In the last three quarters, Nestle's domestic sales growth has been only in single-digits due to poor volume growth. The benign trend in raw material prices helped the company expand its operating profit margin in these quarters.
However, a major concern is the company's reduced spending on advertising. Other expenses, including advertising expenditure, rose by 6.3% against 13% for the calendar year 2012. Except for prepared dishes and cooking aids, the company faced a drop in volumes in all its other categories, such as milk products and nutrition, chocolate and confectionery, in 2012.
In most of these categories, the presence of local as well as international players has resulted in intense competition. Nestle's stock performance has also been muted. In the past year, the stock has gained a mere 6.8%, against the 42% gains of the ET FMCG Index.
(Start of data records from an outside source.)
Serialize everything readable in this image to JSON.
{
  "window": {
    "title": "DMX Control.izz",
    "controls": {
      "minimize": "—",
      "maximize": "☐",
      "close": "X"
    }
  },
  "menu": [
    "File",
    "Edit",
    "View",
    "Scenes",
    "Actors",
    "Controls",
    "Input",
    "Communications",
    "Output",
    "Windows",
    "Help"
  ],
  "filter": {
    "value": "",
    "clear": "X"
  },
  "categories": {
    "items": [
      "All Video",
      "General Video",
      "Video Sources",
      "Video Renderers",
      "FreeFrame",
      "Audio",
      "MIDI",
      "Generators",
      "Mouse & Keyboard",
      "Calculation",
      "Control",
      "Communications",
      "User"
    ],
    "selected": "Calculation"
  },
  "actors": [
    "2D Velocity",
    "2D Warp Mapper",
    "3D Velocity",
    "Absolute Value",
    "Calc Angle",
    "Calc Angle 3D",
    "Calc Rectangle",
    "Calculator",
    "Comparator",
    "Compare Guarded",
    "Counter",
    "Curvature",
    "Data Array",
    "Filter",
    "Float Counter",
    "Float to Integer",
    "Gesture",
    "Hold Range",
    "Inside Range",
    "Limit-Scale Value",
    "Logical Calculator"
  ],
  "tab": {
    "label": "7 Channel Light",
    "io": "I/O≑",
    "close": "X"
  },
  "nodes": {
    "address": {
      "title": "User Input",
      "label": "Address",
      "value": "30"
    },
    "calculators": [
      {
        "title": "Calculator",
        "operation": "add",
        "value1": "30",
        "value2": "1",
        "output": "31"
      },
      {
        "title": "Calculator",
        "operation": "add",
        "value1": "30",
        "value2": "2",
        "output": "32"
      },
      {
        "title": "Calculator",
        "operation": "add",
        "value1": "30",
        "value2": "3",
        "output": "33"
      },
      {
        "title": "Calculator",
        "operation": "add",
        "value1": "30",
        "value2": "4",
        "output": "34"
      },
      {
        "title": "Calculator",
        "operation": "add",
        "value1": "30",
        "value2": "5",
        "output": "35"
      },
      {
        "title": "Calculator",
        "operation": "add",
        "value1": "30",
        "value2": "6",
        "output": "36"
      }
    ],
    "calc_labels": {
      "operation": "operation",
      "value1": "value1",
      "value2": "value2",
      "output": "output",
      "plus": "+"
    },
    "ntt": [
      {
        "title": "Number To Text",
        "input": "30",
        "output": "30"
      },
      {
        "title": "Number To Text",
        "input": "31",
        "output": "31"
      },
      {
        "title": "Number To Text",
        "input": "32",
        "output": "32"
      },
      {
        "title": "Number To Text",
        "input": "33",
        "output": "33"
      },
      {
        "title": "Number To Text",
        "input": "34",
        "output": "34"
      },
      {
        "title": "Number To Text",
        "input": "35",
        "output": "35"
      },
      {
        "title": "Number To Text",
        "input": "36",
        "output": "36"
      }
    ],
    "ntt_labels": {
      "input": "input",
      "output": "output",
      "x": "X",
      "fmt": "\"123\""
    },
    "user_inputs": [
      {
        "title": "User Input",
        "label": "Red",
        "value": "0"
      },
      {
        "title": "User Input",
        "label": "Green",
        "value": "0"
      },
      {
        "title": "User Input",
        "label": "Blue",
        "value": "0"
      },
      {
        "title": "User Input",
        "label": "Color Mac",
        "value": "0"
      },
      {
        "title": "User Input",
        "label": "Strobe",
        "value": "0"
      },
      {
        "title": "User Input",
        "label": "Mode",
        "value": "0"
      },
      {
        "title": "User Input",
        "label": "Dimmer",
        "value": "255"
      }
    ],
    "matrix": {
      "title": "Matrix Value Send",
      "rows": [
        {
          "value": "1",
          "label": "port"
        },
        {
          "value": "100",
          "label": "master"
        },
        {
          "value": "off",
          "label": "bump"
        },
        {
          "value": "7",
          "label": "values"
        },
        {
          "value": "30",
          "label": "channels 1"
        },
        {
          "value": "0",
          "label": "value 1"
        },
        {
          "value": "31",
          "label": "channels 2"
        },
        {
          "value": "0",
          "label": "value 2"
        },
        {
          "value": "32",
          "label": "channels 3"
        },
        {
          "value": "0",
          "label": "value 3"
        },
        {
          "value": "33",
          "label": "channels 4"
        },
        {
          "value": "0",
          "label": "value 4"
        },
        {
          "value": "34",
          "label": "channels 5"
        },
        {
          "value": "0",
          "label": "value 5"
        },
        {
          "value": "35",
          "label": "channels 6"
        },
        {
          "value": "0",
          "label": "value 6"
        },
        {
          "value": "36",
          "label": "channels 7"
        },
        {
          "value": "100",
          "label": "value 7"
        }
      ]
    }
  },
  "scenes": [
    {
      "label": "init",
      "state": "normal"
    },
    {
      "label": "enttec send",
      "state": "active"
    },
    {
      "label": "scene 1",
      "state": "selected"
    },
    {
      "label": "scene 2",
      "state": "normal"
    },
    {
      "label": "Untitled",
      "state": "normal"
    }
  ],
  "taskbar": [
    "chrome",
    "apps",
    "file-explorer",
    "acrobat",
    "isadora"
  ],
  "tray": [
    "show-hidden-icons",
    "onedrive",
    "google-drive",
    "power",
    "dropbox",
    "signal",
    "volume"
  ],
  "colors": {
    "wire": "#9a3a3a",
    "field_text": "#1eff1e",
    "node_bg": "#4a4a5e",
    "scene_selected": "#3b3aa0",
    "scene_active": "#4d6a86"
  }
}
However, the company's performance in the second half of the calendar year 2013 is likely to be better than in the last three quarters on account of increased focus on sales growth, coupled with a lowbase effect.
Besides, the company has continued to launch new products and expanded its capacity, which will help it counter competition better. However, low ad spend continues to be a concern, especially in a highly competitive market that is marred by lower demand. For now, the outlook for the stock is negative from the perspective of the street. According to data from Bloomberg, Nestle's stock has 15 sell, 14 hold and only nine buy recommendations with the average target price being 3.5% less than its current price of Rs 4,853.